Removal of As(III) and As(V) from aqueous solution using engineered biochar: batch and fixed-bed column study

Magnetic biochar materials were developed using waste dry leaves of Tectona species (Teak) and Lagerstroemia speciosa (Banaba plant). The adsorption efficiency of these synthesized biochar was examined for As(III) and As(V) adsorption from an aqueous solution and natural groundwater. The biochar was characterized via point of zero charge (pH(ZPC)), energy dispersive X-ray, scanning electron microscopy, Fourier transform infrared spectroscopy, X-ray diffraction, Raman spectroscopy, zeta potential, and particle size analysis. Both the magnetic biochar were found to be potent in adsorbing As(III and V) from aqueous solution and groundwater samples. The maximum adsorption of As(III) was 92.1% and 97.8%, respectively, by MTB-800 and MLB-800. However, the highest As(V) adsorption was 94.7% and 96.7%, achieved by MTB-800 and MLB-800, respectively, at lower initial As concentrations.
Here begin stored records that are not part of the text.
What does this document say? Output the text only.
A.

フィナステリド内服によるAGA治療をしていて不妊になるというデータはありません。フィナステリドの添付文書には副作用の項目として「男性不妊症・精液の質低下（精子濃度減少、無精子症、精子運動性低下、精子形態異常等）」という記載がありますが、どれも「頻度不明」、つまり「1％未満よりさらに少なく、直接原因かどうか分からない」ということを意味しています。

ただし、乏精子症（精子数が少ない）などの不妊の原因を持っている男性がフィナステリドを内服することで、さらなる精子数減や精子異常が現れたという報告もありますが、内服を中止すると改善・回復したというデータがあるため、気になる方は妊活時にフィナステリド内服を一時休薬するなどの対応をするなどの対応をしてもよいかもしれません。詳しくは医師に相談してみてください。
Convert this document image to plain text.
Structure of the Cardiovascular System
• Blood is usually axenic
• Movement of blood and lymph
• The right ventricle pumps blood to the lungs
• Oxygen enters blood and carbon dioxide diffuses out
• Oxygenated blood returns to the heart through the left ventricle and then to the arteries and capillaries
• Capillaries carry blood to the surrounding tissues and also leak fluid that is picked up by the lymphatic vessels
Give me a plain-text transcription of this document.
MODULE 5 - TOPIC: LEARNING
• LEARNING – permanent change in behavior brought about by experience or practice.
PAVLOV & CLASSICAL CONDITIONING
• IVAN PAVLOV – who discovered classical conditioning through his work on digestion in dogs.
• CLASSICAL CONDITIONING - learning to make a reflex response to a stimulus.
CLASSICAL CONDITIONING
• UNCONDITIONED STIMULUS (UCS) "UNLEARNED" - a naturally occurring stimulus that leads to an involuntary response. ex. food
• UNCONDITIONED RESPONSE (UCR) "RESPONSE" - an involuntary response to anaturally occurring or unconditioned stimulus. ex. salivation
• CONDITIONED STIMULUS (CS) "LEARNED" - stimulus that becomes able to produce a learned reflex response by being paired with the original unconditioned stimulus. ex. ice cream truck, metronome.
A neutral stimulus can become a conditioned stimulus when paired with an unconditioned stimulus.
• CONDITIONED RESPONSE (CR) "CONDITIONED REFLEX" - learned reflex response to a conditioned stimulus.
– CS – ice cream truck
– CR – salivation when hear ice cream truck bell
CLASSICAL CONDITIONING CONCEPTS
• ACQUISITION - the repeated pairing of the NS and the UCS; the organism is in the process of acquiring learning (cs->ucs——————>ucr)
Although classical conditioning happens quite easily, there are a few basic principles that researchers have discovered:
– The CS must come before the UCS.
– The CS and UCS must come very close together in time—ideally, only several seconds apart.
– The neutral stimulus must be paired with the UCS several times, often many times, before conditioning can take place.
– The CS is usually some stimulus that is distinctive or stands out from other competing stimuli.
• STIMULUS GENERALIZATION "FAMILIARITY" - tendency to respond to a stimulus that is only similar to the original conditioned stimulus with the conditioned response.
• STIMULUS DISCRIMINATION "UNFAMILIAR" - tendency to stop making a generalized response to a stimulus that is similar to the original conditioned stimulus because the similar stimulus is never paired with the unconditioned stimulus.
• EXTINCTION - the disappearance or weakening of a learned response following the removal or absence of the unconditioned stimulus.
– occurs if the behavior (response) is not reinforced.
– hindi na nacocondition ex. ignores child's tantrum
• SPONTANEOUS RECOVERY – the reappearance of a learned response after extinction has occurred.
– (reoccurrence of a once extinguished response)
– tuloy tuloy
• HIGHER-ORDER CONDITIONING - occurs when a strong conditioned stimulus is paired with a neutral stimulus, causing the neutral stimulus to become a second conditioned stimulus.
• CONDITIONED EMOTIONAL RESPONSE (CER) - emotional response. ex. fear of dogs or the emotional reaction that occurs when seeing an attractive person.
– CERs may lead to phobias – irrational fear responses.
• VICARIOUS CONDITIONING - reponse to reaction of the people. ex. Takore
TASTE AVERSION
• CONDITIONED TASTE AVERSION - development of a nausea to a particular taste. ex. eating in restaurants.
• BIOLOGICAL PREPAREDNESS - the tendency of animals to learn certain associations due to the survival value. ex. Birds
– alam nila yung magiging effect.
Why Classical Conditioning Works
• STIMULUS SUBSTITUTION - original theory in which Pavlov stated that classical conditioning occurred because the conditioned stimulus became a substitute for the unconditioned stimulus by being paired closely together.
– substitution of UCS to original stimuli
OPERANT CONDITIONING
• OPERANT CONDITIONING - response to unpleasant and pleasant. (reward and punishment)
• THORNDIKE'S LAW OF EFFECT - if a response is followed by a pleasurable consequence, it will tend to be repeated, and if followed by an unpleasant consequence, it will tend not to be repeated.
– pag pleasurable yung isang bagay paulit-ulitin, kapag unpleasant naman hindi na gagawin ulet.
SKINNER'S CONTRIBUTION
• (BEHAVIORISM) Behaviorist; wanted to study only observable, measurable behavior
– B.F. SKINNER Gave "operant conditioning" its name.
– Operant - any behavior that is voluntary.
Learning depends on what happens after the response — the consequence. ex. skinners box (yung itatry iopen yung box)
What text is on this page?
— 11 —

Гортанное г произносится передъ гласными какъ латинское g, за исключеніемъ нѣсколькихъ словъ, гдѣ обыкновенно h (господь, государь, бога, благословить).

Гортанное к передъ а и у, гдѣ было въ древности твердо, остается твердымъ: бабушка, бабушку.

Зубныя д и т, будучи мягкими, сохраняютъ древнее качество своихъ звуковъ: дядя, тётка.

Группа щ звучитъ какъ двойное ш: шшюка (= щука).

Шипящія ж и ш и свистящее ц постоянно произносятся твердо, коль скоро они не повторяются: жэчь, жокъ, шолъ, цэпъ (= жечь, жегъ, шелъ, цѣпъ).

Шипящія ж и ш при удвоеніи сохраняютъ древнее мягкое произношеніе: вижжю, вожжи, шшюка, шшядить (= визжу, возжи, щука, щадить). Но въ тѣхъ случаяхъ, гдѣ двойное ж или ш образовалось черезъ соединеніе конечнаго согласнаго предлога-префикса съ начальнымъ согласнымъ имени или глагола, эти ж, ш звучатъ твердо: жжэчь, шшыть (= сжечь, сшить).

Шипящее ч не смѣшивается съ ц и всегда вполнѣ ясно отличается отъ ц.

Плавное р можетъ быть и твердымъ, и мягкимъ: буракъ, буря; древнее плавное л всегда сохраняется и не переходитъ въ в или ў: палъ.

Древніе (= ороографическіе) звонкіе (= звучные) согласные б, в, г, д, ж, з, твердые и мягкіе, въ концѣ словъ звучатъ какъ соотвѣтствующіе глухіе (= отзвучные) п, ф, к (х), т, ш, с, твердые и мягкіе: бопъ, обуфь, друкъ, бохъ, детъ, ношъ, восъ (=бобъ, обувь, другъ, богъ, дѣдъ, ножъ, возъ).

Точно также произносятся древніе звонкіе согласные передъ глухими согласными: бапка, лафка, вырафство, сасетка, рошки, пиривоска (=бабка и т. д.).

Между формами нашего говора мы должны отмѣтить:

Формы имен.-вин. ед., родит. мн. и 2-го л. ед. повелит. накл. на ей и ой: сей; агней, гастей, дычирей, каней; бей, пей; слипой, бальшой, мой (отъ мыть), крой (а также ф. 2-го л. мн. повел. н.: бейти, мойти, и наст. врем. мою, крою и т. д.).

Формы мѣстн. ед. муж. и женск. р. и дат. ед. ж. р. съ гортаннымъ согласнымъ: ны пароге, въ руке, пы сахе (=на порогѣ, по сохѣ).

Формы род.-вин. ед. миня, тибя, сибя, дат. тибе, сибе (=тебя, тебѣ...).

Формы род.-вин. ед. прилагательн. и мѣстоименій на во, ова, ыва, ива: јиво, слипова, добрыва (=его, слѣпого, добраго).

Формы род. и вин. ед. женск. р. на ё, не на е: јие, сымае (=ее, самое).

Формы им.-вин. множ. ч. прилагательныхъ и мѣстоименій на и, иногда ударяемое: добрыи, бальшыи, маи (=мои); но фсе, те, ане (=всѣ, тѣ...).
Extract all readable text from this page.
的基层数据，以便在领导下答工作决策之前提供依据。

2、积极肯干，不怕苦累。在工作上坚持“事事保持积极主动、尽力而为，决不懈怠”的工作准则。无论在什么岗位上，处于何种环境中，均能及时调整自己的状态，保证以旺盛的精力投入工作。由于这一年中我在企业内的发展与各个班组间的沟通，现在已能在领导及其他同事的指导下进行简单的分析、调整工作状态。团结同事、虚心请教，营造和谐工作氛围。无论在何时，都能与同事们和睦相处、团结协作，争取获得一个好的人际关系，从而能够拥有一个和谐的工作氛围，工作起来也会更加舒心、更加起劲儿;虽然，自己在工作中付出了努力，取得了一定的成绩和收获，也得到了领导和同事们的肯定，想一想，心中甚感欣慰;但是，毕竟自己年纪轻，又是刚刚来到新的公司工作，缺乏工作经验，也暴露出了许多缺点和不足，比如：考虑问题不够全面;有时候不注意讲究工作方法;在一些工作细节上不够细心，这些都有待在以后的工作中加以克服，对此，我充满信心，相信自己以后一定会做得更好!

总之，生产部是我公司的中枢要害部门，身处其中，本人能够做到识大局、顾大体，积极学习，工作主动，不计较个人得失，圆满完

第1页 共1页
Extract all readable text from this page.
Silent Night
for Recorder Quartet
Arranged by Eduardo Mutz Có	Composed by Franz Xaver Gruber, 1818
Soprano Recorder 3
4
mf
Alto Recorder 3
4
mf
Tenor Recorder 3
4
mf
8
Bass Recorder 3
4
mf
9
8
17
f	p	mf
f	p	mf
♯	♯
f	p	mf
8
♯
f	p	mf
The adsorption process was well-fitted to the Langmuir model of isotherm and pseudo-second-order kinetic. The reusability test of the biochar revealed that biochar can be successfully reprocessed up to five cycles. Different models were directed to evaluate the breakthrough curve obtained in column study. As per the available literature, the waste biomass (Teak and Banaba plant) utilized in this study was first time infused with FeCl3 for biochar synthesis development of magnetic properties and applied for As removal. As these magnetic biochar effectively adsorbed arsenic from synthetically prepared As solution as well as from groundwater at laboratory level so, these can be utilized for low-cost filter development to eradicate the problem of arsenic from arsenic-prone areas.